Cyber Incident Victim: BambooHR

BambooHR, a Utah-based provider of cloud-based human resources software services for small and midsize businesses, experienced a security incident affecting its TraxPayroll service in February 2019. Initial unauthorized access by an unidentified third party occurred on February 5, with subsequent malicious activity spanning February 11-13. During this three-day period, the attacker engaged in actions specifically designed to redirect or divert payroll deposits to accounts under their control. The breach was detected by BambooHR on February 13, prompting immediate investigation and containment measures. The compromised data included sensitive employee information such as names, Social Security numbers, states of residence, states of employment, wage types, and tax type codes. This combination of personal identifiers and financial data created significant exposure risks for affected individuals.

The company's investigation, led by Chief Financial Officer Kent Goates, could not confirm whether the attacker retained copies of the accessed employee information. Despite this uncertainty, BambooHR implemented a notification process for all employees whose personal data appeared in the compromised reports.
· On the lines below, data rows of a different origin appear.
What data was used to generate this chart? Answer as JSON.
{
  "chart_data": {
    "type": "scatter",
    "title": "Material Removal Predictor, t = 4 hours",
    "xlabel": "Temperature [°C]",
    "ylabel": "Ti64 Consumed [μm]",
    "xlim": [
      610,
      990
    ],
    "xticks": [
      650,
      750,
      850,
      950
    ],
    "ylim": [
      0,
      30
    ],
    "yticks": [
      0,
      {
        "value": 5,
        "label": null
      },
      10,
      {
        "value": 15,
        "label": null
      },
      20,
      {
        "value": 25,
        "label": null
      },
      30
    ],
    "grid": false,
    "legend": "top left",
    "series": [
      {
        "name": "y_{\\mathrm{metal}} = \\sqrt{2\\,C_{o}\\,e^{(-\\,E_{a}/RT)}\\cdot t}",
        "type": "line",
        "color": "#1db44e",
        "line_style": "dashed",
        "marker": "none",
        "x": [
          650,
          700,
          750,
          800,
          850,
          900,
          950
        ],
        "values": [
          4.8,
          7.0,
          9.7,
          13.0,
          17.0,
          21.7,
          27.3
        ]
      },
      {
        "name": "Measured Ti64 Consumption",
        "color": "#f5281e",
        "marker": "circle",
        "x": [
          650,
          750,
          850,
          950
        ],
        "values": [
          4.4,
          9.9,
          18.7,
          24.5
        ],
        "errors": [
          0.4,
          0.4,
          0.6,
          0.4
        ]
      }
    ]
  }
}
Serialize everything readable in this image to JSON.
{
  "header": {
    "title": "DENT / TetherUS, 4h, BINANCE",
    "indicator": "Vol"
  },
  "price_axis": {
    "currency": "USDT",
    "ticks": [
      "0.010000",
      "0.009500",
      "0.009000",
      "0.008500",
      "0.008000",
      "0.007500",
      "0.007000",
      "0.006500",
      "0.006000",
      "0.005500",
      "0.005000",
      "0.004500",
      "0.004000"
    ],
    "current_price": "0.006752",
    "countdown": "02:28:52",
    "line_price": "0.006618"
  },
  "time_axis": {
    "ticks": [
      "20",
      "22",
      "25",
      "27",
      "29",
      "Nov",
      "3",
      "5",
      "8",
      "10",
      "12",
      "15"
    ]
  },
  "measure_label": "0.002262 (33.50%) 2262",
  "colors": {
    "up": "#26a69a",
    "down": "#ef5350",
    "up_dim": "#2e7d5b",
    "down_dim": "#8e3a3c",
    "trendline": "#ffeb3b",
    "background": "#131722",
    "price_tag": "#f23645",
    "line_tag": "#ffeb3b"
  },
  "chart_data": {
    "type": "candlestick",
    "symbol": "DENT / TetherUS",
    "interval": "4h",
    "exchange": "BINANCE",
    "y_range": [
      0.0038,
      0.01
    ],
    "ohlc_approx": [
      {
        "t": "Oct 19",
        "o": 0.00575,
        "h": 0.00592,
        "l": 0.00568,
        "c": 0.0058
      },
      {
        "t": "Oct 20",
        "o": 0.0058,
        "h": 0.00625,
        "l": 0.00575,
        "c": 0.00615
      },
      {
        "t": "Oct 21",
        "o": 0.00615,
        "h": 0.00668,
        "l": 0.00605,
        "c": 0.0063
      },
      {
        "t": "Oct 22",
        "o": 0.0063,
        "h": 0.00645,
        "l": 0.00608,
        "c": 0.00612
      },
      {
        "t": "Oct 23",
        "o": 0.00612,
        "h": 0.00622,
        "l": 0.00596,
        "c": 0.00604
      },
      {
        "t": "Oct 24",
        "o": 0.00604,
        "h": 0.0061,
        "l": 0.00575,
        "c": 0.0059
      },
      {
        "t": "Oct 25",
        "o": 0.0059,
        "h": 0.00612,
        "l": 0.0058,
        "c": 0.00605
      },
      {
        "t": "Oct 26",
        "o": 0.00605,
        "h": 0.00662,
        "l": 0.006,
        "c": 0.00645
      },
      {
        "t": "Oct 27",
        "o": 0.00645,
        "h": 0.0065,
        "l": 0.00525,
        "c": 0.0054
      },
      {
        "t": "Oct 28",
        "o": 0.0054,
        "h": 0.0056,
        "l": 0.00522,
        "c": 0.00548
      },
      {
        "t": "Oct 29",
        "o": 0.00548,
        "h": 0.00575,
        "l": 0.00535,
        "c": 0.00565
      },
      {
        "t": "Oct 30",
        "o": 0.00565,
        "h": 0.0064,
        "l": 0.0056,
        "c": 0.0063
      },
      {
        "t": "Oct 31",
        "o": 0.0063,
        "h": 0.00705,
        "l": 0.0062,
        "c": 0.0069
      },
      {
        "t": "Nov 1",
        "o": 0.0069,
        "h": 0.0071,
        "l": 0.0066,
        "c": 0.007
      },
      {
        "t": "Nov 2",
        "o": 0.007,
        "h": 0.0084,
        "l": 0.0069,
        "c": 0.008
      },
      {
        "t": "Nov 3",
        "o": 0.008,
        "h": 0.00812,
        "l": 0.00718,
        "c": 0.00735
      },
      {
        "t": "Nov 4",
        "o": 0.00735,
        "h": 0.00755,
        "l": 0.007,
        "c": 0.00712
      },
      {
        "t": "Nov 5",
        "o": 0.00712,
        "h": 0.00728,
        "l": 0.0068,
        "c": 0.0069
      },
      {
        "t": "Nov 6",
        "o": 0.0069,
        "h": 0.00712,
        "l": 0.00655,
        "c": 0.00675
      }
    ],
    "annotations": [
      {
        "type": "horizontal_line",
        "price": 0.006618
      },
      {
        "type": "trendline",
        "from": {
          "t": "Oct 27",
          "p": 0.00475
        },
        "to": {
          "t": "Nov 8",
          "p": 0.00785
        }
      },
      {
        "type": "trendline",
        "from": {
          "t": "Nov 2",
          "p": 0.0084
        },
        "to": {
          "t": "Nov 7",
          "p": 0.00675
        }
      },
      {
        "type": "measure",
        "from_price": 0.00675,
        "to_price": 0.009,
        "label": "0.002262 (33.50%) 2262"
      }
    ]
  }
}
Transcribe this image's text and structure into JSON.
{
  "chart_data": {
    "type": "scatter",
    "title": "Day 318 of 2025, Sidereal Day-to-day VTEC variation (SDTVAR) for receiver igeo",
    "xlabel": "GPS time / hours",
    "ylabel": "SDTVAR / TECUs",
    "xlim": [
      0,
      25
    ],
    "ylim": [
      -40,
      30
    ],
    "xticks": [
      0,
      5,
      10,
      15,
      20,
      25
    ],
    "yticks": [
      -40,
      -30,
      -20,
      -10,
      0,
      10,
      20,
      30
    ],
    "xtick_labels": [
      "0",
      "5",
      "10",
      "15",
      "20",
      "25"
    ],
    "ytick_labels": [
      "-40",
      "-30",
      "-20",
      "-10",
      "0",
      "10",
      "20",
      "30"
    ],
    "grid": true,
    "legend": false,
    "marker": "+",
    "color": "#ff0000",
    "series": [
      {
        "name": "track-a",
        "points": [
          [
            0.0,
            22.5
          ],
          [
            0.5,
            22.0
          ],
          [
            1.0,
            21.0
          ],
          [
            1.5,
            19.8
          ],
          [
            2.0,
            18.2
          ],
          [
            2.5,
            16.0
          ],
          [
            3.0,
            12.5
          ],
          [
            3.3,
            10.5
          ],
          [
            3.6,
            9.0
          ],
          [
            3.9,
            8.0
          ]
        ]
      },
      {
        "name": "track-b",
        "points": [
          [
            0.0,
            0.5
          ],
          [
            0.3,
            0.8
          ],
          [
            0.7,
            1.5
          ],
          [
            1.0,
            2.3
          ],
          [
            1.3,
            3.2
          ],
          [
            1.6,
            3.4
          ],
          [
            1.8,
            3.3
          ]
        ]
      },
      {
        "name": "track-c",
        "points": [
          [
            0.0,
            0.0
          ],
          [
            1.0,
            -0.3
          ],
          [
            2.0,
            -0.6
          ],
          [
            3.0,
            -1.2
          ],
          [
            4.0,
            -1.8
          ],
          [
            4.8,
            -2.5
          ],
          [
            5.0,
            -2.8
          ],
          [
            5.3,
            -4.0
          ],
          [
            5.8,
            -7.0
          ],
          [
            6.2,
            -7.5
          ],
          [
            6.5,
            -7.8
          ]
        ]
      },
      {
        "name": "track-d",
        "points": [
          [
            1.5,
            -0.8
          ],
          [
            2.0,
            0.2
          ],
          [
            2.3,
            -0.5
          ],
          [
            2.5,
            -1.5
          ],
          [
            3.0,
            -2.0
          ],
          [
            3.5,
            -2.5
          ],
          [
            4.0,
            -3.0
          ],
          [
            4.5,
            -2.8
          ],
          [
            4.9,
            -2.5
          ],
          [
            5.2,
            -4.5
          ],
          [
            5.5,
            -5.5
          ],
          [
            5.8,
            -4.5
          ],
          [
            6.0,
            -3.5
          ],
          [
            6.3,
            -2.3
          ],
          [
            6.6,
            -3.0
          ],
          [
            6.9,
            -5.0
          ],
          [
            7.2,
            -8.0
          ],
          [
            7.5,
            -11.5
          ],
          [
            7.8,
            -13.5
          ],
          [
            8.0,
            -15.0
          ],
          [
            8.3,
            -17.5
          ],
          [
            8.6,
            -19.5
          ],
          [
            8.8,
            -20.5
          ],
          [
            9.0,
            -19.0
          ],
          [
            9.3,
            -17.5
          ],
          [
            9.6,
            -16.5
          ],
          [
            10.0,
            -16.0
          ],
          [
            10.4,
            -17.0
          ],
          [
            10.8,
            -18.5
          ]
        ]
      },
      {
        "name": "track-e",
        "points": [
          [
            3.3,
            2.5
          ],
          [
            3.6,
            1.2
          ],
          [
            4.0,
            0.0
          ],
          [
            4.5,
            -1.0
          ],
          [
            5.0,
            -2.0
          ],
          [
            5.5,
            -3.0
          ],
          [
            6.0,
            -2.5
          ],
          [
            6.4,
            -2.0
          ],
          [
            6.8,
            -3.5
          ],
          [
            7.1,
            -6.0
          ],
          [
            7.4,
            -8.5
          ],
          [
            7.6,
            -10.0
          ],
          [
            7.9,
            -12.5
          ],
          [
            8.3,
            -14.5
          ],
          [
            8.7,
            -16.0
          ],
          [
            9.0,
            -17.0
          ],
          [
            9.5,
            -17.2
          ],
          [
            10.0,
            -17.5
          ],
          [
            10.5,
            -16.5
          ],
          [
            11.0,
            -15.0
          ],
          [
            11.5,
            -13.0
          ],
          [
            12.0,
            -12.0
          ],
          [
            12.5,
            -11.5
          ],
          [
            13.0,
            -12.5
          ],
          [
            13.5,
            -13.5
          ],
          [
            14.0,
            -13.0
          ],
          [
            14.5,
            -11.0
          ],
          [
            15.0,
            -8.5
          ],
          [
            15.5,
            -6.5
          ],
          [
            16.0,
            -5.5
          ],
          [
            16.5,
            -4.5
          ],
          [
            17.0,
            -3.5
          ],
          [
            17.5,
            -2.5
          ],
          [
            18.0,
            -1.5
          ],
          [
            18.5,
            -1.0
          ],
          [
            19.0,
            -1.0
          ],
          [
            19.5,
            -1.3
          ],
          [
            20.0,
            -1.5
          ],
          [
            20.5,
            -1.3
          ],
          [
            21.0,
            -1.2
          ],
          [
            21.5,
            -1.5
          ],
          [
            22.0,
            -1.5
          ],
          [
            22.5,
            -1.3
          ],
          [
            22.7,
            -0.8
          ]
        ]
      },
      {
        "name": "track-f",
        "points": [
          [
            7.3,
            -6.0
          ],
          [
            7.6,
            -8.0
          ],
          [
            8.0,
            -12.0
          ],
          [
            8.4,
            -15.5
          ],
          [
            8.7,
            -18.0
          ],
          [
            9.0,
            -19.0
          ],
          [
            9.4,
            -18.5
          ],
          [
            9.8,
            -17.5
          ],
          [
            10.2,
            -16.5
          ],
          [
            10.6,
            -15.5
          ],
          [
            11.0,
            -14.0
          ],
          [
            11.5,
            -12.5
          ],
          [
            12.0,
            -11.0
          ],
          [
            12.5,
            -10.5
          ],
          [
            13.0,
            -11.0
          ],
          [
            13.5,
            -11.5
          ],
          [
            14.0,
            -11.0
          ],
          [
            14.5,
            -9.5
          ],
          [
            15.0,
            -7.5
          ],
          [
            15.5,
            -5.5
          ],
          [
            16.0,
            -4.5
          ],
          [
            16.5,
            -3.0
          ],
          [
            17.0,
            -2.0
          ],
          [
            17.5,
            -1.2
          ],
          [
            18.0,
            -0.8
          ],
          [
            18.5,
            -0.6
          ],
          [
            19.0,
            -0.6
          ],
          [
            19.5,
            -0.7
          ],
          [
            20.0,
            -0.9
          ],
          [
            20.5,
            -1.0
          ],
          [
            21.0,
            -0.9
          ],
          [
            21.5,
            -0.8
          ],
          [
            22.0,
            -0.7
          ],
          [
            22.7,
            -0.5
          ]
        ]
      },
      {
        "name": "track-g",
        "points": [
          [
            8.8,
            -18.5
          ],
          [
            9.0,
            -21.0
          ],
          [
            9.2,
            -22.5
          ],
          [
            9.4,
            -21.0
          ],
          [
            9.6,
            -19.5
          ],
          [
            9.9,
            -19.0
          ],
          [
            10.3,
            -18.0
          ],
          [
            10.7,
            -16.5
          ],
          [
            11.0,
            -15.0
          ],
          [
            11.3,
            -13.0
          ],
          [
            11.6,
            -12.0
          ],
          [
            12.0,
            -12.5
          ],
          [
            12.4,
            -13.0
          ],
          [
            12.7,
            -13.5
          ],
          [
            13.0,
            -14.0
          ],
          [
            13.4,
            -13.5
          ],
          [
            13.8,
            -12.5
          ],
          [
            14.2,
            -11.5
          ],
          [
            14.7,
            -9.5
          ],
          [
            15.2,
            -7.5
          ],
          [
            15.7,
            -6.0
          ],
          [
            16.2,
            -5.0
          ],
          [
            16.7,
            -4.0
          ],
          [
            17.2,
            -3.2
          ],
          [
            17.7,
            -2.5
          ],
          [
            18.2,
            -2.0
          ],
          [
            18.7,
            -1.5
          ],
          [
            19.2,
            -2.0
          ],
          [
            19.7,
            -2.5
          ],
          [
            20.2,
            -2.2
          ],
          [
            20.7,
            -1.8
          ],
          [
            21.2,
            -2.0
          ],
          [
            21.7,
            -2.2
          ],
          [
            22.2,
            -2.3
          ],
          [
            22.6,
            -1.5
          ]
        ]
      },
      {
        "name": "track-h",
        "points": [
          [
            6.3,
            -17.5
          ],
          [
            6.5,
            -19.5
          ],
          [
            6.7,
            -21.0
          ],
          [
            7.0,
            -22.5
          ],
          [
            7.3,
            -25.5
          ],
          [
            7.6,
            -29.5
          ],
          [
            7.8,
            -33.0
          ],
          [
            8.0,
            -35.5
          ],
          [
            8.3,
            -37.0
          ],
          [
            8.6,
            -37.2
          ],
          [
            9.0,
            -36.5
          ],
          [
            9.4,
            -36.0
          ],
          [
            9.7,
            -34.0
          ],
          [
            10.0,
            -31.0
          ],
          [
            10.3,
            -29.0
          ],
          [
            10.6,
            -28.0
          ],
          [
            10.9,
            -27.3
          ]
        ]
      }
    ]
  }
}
The notification letters outlined the breach details and offered affected individuals 12 months of complimentary credit monitoring and identity restoration services through Experian. While the organization did not publicly disclose the exact number of impacted employees, the breach directly affected payroll operations and exposed sensitive personnel data across multiple jurisdictions, given the inclusion of both residence and employment state information. The incident timeline from initial access to detection spanned eight days, with the most critical malicious activity concentrated in the final 72 hours before discovery.